VOUS ÊTES ICI : ACCUEIL MÉDIAS TÉLÉVISION ARTICLE - LES GRANDS MAGAZINES QUI TRAITENT DE LA CORSE : 5 COLONNES À LA UNE 1965, LE TOURNANT CORSE
Article - Les grands magazines qui traitent de la Corse : 5 Colonnes à la Une 1965, le tournant corse
Dernière mise à jour de cette page le 07/11/2012
L'expression « problème corse » naît, dans le cadre du magazine de reportage 5 Colonnes à la Une. C’est une émission historique et très populaire qui crée le « problème corse ». Si 5 Colonnes à la Unes’est déplacée en Corse, c’est que l’île connaît une situation de crise inédite.

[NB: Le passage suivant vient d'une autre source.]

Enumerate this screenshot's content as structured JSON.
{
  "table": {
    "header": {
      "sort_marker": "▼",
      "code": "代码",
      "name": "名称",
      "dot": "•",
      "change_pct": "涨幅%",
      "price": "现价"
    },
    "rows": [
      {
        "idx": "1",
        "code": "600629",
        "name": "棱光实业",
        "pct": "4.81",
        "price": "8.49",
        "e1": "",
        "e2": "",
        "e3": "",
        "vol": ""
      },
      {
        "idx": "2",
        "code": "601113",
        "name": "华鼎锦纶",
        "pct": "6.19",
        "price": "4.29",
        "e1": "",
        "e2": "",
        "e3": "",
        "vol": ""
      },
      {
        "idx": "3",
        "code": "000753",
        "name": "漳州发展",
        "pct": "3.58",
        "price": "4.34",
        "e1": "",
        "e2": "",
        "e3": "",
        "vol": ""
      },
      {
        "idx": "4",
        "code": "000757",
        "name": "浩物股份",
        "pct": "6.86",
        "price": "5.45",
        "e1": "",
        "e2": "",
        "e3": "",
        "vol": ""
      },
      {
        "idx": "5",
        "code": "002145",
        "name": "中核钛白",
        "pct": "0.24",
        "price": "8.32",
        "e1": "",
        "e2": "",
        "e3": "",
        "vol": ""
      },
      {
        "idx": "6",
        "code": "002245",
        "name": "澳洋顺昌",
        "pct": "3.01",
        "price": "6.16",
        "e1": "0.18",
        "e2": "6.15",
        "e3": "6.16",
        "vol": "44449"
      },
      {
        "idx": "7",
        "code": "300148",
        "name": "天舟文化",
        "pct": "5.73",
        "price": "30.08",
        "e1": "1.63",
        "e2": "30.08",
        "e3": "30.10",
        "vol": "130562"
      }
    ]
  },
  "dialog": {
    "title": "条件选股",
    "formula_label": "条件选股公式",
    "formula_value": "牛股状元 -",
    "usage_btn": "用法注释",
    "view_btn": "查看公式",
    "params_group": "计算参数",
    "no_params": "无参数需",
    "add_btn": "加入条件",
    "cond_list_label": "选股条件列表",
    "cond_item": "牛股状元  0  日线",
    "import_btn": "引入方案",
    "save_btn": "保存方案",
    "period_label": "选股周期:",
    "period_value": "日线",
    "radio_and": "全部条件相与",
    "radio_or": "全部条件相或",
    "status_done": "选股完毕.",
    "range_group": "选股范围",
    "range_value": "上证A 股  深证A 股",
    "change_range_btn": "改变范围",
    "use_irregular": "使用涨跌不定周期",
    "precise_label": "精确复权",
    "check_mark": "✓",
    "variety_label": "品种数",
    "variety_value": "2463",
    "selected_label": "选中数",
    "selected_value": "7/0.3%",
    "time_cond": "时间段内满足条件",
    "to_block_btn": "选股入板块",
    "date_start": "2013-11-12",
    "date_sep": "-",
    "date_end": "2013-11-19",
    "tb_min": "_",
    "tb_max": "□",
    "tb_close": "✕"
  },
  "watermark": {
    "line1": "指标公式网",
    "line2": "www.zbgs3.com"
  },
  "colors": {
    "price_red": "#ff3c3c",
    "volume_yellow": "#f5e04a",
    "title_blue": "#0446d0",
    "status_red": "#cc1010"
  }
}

En effet, dans le courant de l’été 1965, dans la plaine de Migliacciaru à l’est de la Corse, retentissent les premières explosions dues à des attentats au plastic. Les maisons récemment aménagées par la SOMIVAC (Société de Mise en Valeur Agricole de la Corse), avant d’être affectées à des exploitants corses ou rapatriés d’Afrique du Nord offrant des « garanties » suffisantes, sont les premières cibles. L’inscription « La Corse aux Corses » badigeonnée sur les murs des constructions endommagées ne laisse aucun doute sur la signification de l’attentat [1].
Analyse du « problème corse »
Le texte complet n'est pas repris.